What is the most difficult part about starting a new novel?
For me, it’s saying goodbye to the characters that I’ve come to know and love. I’d love to keep writing books that feature my heroine from A Shadow in the Past but other than the sequel that the framework is already written for, I think I need to give the others a chance. They’re begging me to let them bask in the spotlight so if I don’t want to be tortured by them, I best go along with their demands.
Do you have a favourite writing place?
As long as I can find a comfortable place to sit with my laptop, I’m happy. My only demand is that it has to be totally quiet. No TV, no radio, no music of any kind, and don’t even think of talking to me. My train of thought can get derailed so easily that I need the quiet.

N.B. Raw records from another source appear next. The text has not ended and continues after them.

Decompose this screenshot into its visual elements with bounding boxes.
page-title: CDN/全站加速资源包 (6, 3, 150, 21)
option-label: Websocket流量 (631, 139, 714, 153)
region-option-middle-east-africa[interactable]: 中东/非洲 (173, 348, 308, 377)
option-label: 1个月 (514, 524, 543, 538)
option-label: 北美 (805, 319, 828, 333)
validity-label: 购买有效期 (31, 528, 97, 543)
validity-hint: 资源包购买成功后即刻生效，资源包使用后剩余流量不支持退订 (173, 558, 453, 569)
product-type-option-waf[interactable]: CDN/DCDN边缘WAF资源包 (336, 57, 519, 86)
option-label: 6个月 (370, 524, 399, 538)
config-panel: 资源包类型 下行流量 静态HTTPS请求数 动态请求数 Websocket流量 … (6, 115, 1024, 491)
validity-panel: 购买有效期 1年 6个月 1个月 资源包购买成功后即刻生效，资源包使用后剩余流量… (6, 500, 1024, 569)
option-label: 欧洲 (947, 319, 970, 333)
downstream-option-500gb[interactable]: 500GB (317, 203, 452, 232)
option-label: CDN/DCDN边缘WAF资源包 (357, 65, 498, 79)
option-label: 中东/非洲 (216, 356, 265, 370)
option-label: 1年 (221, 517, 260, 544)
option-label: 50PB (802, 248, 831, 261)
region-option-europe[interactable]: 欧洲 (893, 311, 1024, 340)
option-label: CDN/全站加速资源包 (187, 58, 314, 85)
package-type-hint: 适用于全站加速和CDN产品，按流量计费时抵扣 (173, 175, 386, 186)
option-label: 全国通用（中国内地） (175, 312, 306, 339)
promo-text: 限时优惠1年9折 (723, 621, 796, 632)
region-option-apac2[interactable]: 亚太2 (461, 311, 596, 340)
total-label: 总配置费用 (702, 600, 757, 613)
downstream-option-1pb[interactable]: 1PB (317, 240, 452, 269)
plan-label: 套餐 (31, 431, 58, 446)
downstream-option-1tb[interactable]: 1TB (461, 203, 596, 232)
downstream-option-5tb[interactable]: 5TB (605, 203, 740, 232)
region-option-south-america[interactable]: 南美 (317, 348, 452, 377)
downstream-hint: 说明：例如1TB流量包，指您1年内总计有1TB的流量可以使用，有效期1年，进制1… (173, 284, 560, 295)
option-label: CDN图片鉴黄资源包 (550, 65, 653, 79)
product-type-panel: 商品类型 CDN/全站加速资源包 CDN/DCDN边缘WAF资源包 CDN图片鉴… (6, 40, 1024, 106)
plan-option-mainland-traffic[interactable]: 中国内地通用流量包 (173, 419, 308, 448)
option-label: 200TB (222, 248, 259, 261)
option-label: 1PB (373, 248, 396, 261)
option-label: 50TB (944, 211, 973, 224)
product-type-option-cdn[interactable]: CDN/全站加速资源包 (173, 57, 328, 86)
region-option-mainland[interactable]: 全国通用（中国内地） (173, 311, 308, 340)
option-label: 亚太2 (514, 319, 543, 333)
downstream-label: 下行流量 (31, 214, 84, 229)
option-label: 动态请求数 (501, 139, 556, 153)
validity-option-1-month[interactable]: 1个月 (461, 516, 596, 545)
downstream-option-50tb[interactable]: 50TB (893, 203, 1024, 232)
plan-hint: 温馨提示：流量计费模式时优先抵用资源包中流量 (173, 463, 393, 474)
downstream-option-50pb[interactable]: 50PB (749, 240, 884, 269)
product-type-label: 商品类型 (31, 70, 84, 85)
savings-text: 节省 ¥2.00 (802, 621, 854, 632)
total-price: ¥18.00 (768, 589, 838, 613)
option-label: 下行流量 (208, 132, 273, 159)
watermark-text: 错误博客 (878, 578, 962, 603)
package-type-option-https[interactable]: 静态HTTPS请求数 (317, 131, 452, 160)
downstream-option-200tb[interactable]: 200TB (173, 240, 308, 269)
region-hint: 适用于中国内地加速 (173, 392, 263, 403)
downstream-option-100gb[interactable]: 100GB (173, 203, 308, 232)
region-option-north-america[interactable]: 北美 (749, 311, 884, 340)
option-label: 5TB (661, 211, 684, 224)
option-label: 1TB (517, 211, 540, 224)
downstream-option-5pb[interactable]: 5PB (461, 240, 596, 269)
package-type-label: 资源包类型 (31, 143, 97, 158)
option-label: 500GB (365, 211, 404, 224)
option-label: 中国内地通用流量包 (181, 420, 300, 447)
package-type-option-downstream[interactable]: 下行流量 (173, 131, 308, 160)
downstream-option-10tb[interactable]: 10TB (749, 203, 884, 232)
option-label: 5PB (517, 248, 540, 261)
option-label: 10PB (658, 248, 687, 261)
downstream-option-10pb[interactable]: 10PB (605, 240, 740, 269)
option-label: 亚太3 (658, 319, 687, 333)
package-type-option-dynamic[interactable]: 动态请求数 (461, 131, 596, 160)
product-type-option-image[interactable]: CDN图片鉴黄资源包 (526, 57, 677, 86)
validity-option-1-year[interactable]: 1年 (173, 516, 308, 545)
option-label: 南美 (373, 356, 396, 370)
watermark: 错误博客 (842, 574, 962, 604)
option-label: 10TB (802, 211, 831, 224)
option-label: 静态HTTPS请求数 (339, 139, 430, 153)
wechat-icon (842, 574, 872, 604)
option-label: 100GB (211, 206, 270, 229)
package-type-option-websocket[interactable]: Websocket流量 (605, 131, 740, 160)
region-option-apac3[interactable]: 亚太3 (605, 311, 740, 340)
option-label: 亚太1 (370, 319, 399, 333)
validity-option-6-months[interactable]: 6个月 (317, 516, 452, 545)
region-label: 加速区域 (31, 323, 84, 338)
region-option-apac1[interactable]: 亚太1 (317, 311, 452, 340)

Do you find time for hobbies?
Not as much as I used to have but it’s not been my writing that’s kept me from doing them. I love to travel but looking after ill and elderly relatives put those plans on hold. My trip to Kansas was the first long trip I’d taken in years.
We have a beautiful waterfront here in town (and if you stand on the pavement in front of my house and turn to your right, you can see the river so I can brag I have a river view) so walking the paths along it, usually with my camera.
I’m also interested in genealogy which was quite useful when it came to developing family trees for my characters.
What are your current writing plans?
Working on the sequel for A Shadow in the Past will become a priority in January, but between now and then I want to get my name and my current novel out there as much as possible.
Any tips for new writers?
Read, read, and read some more. Join a writing group and get a good critique partner. And on that note, be prepared to accept their suggestions. Attend workshops. And I know this is easier said than done but don’t take a rejection too hard.
Many thanks for those great answers, Melanie.
You can find out more about Melanie on her Author Website; Blog; Facebook; Twitter @RobertsoKing
Melanie is a member of Romance Writers of America and their Ottawa Chapter.
She lives in Brockville, Ontario, Canada along the shore of the majestic St. Lawrence River with her husband, son and oldest grandson.